The amount of the fine was calculated in line with the SRA’s published guidance on its approach to setting an appropriate financial penalty. The nature of the misconduct was considered more serious because the firm was directly responsible for complying with the Money Laundering Regulations in place at the material times and failed to have in place the necessary documentation. The failure to have proper documentation in place left the firm vulnerable and exposed to the risks of money laundering, particularly in high-risk conveyancing transactions involving large sums of money.

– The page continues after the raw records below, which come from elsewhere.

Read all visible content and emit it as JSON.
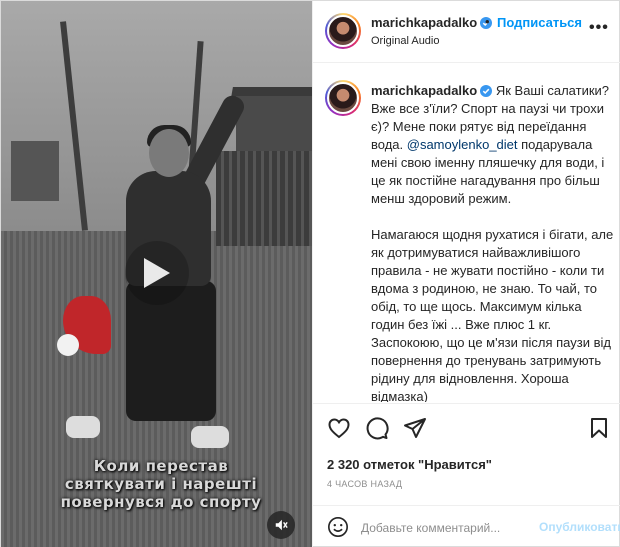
{
  "post": {
    "author": {
      "username": "marichkapadalko",
      "verified": true
    },
    "header": {
      "follow_label": "Подписаться",
      "separator": "•",
      "audio_label": "Original Audio",
      "more_label": "•••"
    },
    "media": {
      "type": "video",
      "caption_lines": [
        "Коли перестав",
        "святкувати і нарешті",
        "повернувся до спорту"
      ]
    },
    "comment": {
      "username": "marichkapadalko",
      "text_before_mention": "Як Ваші салатики? Вже все з'їли? Спорт на паузі чи трохи є)? Мене поки рятує від переїдання вода. ",
      "mention": "@samoylenko_diet",
      "text_after_mention": " подарувала мені свою іменну пляшечку для води, і це як постійне нагадування про більш менш здоровий режим.",
      "paragraph_2": "Намагаюся щодня рухатися і бігати, але як дотримуватися найважливішого правила - не жувати постійно - коли ти вдома з родиною, не знаю. То чай, то обід, то ще щось. Максимум кілька годин без їжі ... Вже плюс 1 кг. Заспокоюю, що це м'язи після паузи від повернення до тренувань затримують рідину для відновлення. Хороша відмазка)"
    },
    "likes_text": "2 320 отметок \"Нравится\"",
    "timestamp": "4 ЧАСОВ НАЗАД",
    "add_comment": {
      "placeholder": "Добавьте комментарий...",
      "publish_label": "Опубликовать"
    },
    "colors": {
      "accent": "#0095f6",
      "publish_disabled": "#b2dffc",
      "mention": "#00376b",
      "muted": "#8e8e8e"
    },
    "icons": [
      "verified-icon",
      "more-icon",
      "play-icon",
      "audio-muted-icon",
      "heart-icon",
      "comment-icon",
      "share-icon",
      "bookmark-icon",
      "emoji-icon"
    ]
  }
}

The impact of the misconduct was considered medium because in three conveyancing matters, the firm failed to undertake, evidence, or scrutinise the source of funds for significant amounts of money. The firm's inquiries were limited and did not ensure the funds were not proceeds of crime. Additionally, in one matter, the firm made two payments totalling £131,000 without any instructions from the client, including one payment made on the instructions of a third party.

The firm's annual domestic turnover was £1,451,020, and the misconduct was placed in the penalty bracket Band “C,” recommending a broad penalty bracket equating to 1.6% to 3.2% of annual domestic turnover. A financial penalty in Band C2 was recommended, reflecting the seriousness of the misconduct and the improvements made by the firm since. The basic penalty of 2% of annual gross income equated to £29,020, reduced by 20% to £23,216 to account for the firm's cooperation with the investigation and the improvements made.

The firm did not appear to have made any financial gain or received any other benefit as a result of its conduct, so no adjustment was necessary.